The Salvadoran Communist Party expelled its former secretary general, Carpio, in the late 1960s over the issue of guerrilla struggle, which the party opposed. In 1980, the party decided Carpio was right after all, and -- largely as a symbolic gesture -- set up its own armed group, the Armed Forces of Liberation (FAL), which joined the FMLN. The Communist Party's group is not known to have progressed in its military efforts, but the party is by far the oldest leftist organization in Central America, with a small but cohesive urban base. It was founded in the late 1920s by Farabundo Marti, who was executed on the eve of a failed mass uprising in 1932. The dictatorshp of Gen. Maximiliano Hernandez Martinez subsequently killed as many as 30,000 peasants accused of supporting the uprising. The FMLN takes its name from the founder of the Communist Party, while one right-wing death squad takes its name from the general.
The Democratic Revolutionary Front (FDR) is a coalition of several small parties and opposition groups, dissident labor unions and university associations. Both the Duarte and Reagan administrations have said it is a puppet organization, powerless and irrelevant compared with the guerrillas. But although it is true that the FDR's power base has dwindled during the leadership's prolonged exile and the long years of violence against its members in El Salvador, it is also generally thought that the influence of individual leaders within the FMLN-FDR has increased during the past four years of civil war.
Speaking for the civilian wing of the leftist coalition will be two former allies of Salvadoran President Jose Napoleon Duarte, Guillermo Ungo and Ruben Zamora.
Ungo, 53, is the head of the National Revolutionary Movement, a small party linked to the Socialist International. In 1972 he was Duarte's running mate in presidential elections as part of a broad coalition. The Duarte-Ungo ticket is widely acknowledged to have been cheated of victory by the military, which took over vote counting and proclaimed its candidate the winner.
Duarte went into exile and Ungo into relative obscurity, from which he emerged in 1980, when the original leaders of the FDR were kidnaped and assassinated by the Maximiliano Hernandez Martinez death squad. Ungo was designated to serve as the new FDR leader, and he has lived in exile since, pointing to the assassinations of the previous leaders as proof that it is not safe for him and his colleagues to live in El Salvador.
Ungo's association with Duarte goes further back than their 1972 campaign, however. His father was a cofounder of Duarte's Christian Democratic Party.
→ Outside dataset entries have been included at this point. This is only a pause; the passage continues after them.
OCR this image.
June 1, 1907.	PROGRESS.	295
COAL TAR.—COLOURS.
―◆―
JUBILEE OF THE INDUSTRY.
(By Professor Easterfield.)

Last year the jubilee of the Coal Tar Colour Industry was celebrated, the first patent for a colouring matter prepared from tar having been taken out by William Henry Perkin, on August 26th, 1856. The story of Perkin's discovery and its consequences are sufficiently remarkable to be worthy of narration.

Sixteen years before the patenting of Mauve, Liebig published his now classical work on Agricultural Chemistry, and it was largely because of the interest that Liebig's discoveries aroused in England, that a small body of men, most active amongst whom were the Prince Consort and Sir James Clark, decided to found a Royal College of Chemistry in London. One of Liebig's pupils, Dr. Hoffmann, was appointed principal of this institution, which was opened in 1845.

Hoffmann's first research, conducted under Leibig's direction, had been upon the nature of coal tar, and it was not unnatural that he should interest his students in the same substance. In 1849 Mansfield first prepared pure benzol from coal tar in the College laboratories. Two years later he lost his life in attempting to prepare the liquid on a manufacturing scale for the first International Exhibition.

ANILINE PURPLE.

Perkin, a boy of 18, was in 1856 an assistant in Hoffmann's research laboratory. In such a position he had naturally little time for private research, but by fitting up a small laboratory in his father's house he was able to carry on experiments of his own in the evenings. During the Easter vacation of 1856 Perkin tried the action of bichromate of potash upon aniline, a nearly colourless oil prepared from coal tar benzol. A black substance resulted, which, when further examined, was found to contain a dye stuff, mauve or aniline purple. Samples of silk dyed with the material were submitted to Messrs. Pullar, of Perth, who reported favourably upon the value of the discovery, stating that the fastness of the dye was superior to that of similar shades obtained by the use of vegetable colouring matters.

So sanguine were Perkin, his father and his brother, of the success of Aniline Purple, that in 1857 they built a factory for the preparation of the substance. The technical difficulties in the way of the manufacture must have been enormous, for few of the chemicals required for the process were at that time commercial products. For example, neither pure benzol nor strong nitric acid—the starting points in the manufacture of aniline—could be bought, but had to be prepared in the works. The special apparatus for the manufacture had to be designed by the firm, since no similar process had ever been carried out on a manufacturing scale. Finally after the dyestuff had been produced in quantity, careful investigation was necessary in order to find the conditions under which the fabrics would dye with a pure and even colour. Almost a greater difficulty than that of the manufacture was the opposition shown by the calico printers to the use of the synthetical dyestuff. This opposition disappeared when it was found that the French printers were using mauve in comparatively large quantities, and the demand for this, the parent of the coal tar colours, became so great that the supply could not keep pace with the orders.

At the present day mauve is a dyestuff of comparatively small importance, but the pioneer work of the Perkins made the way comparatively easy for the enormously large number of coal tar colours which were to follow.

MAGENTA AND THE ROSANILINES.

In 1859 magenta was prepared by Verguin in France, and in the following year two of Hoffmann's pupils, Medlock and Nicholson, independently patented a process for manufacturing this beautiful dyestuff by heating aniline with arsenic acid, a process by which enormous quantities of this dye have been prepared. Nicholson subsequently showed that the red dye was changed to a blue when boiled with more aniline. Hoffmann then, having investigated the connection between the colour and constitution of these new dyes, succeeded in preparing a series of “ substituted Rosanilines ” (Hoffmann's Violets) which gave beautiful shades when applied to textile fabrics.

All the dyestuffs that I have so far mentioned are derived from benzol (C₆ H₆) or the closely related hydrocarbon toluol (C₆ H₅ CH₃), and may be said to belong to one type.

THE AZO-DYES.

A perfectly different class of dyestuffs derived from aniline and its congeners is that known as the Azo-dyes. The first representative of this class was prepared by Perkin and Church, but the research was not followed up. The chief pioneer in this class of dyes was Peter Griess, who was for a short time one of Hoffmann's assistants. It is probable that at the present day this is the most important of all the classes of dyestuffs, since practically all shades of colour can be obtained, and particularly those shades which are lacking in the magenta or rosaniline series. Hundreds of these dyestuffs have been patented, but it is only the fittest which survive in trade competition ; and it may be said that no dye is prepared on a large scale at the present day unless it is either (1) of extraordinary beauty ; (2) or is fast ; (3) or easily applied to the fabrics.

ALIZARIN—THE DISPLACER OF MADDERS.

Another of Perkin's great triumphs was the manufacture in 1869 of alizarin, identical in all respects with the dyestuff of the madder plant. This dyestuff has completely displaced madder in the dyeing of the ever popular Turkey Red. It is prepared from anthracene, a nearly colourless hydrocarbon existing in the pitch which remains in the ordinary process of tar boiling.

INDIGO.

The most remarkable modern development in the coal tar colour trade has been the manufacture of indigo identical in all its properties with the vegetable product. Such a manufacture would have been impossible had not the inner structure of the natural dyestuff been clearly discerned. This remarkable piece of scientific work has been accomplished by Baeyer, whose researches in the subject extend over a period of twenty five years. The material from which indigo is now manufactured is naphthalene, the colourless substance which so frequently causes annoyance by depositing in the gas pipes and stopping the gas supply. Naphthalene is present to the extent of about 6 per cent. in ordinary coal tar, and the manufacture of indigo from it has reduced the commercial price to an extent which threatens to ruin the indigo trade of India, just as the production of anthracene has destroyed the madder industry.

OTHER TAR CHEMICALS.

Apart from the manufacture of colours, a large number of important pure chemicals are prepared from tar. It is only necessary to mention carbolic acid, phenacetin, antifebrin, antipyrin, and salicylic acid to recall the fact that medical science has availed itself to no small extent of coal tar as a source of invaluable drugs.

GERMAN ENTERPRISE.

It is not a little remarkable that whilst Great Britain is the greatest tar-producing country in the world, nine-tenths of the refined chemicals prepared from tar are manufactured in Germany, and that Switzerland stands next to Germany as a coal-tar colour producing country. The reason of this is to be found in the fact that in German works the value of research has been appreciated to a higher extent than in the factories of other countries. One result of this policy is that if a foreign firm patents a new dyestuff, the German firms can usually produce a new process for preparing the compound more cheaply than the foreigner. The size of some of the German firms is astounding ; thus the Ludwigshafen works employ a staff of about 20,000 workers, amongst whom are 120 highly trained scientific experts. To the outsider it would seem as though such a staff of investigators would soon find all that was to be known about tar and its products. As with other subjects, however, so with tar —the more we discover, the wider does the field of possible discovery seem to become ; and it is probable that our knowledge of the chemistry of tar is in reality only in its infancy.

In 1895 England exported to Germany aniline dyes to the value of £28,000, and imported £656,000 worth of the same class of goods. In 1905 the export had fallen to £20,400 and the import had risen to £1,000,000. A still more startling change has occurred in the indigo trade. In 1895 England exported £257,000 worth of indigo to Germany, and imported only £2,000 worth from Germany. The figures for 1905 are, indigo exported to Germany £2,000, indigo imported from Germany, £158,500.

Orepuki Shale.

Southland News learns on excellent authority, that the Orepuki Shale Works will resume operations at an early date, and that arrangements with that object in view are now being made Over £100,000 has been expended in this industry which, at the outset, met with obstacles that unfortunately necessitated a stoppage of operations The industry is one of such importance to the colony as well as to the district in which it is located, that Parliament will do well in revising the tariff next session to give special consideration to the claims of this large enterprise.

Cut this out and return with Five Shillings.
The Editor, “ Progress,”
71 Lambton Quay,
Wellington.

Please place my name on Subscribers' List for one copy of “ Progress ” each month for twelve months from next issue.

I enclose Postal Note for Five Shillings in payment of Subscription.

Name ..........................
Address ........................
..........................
Zamora, 40, the other civilian to represent the left at the meeting, is a dissident Christian Democrat. He left the party in 1980, along with his position as minister of the presidency in the government formed after the Oct. 15, 1979, coup by officers who characterized themselves as reformist-minded. Less than four months after the coup, most members of that government had resigned, convinced that they were powerless to control the excesses of the armed forces, which had been firing on demonstrators and executing dissidents.
Zamora and several other young Christian Democrats resigned from their party in disagreement with Duarte's decision to make the Christian Democrats a key element in a second government. Shortly after Zamora's resignation, his brother, Mario, who was justice minister, was assassinated by paramilitary thugs in his own home.